AI Toolbox
A curated collection of 965 free cutting edge AI papers with code and tools for text, image, video, 3D and audio generation and manipulation.
Latent Consistency Models can generate high-resolution images in just 2-4 steps, making text-to-image generation much faster than traditional methods. They require only 32 A100 GPU hours for training on a 768x768 resolution, which is efficient for high-quality results.
DREAM can reconstruct images seen by a person from their brain activity using an fMRI-to-image method. It decodes important details like color and depth, and it performs better than other models in keeping the appearance and structure consistent.
HumanNorm is a novel approach for high-quality and realistic 3D human generation by leveraging normal maps which enhances the 2D perception of 3D geometry. The results are quite impressive and comparable with PS3 games.
Ground-A-Video can edit multiple attributes of a video using pre-trained text-to-image models without any training. It maintains consistency across frames and accurately preserves non-target areas, making it more effective than other editing methods.
DA-CLIP is a method that can be used to restore images. Apart from inpainting, the method is able to restore images by dehazing, deblurring, denoising, derainining and desnowing them as well as removing unwanted shadows and raindrops or enhance lighting on low-light images.
PIXART-α can generate high-quality images at a resolution of up to 1024px. It reduces training time to 10.8% of Stable Diffusion v1.5, costing about $26,000 and emitting 90% less CO2.
LLM-grounded Video Diffusion Models can generate realistic videos from complex text prompts. They first create dynamic scene layouts with a large language model, which helps guide the video creation process, resulting in better accuracy for object movements and actions.
DreamGaussian can generate high-quality textured meshes from a single-view image in just 2 minutes. It uses a 3D Gaussian Splatting model for fast mesh extraction and texture refinement.
AnimeInbet is a method that is able to generate inbetween frames for cartoon line drawings. Seeing this, we’ll hopefully be blessed with higher framerate animes in the near future.
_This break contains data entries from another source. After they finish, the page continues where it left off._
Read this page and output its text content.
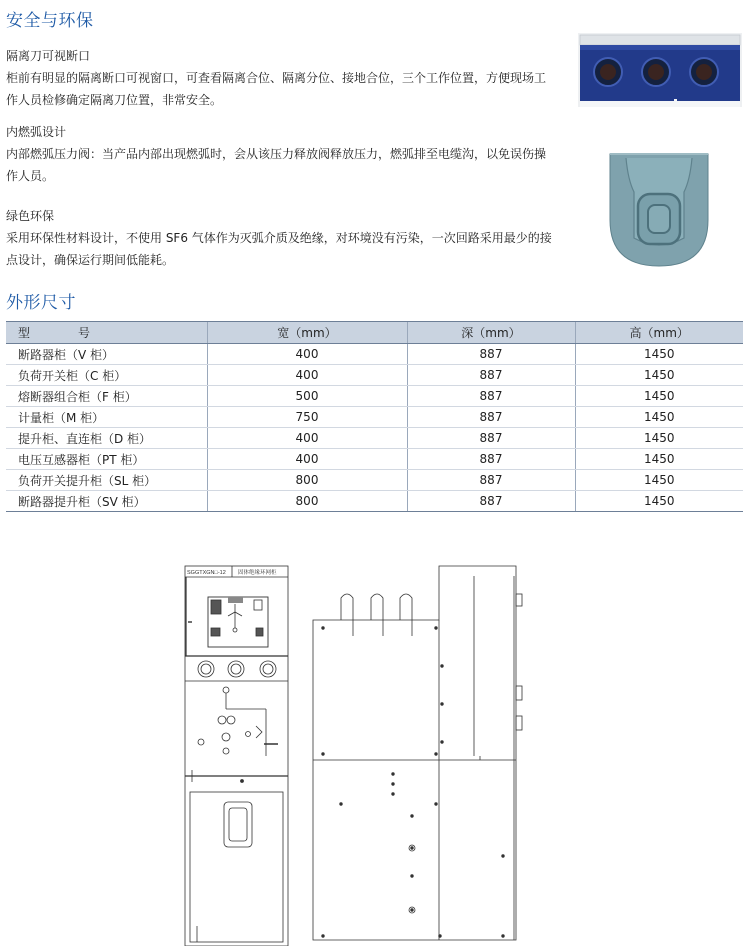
安全与环保
隔离刀可视断口
柜前有明显的隔离断口可视窗口，可查看隔离合位、隔离分位、接地合位，三个工作位置，方便现场工作人员检修确定隔离刀位置，非常安全。
内燃弧设计
内部燃弧压力阀：当产品内部出现燃弧时，会从该压力释放阀释放压力，燃弧排至电缆沟，以免误伤操作人员。
绿色环保
采用环保性材料设计，不使用 SF6 气体作为灭弧介质及绝缘，对环境没有污染，一次回路采用最少的接点设计，确保运行期间低能耗。
外形尺寸
型　号	宽（mm）	深（mm）	高（mm）
断路器柜（V 柜）	400	887	1450
负荷开关柜（C 柜）	400	887	1450
熔断器组合柜（F 柜）	500	887	1450
计量柜（M 柜）	750	887	1450
提升柜、直连柜（D 柜）	400	887	1450
电压互感器柜（PT 柜）	400	887	1450
负荷开关提升柜（SL 柜）	800	887	1450
断路器提升柜（SV 柜）	800	887	1450
SGGTXGN□-12 固体绝缘环网柜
Diverse and Aligned Audio-to-Video Generation via Text-to-Video Model Adaptation can generate diverse and realistic videos that match natural audio samples. It uses a lightweight adaptor network to improve alignment and visual quality compared to other methods.
Show-1 can generate high-quality videos with accurate text-video alignment. It uses only 15G of GPU memory during inference, which is much less than the 72G needed by traditional models.
PGDiff can restore and colorize faces from low-quality images by using details from high-quality images. It effectively fixes issues like scratches and blurriness.
Generative Repainting can paint 3D assets using text prompts. It uses pretrained 2D diffusion models and 3D neural radiance fields to create high-quality textures for various 3D shapes.
TECA can generate realistic 3D avatars from text descriptions. It combines traditional 3D meshes for faces and bodies with neural radiance fields (NeRF) for hair and clothing, allowing for high-quality, editable avatars and easy feature transfer between them.
InstaFlow can generate high-quality images in just one step, achieving an FID of 23.3 on MS COCO 2017-5k. It works very fast at about 0.09 seconds per image, using much less computing power than traditional diffusion models.
ProPainter is a new video inpainting method that is able to remove objects, complete masked videos, remove watermarks and even expand the view of a video.
Another video synthesis model that caught my eye this week is Reuse and Diffuse. The novel framework for text-to-video generation adds the ability to generate more frames from an initial video clip by reusing and iterating over the original latent features. Can’t wait to give this one a try.
SyncDreamer is able to generate multiview-consistent images from a single-view image and thus is able to generate 3D models from 2D designs and hand drawings. It wasn’t able to help me in my quest to turn my PFP into a 3D avatar, but someday I’ll get there!
Hierarchical Masked 3D Diffusion Model for Video Outpainting can fill in missing parts at the edges of video frames while keeping the motion smooth. It uses a smart method that reduces errors and improves results by looking at multiple frames.
[Total Selfie] can generate high-quality full-body selfies from close-up selfies and background images. It uses a diffusion-based approach to combine these inputs, creating realistic images in desired poses and overcoming the limits of traditional selfies.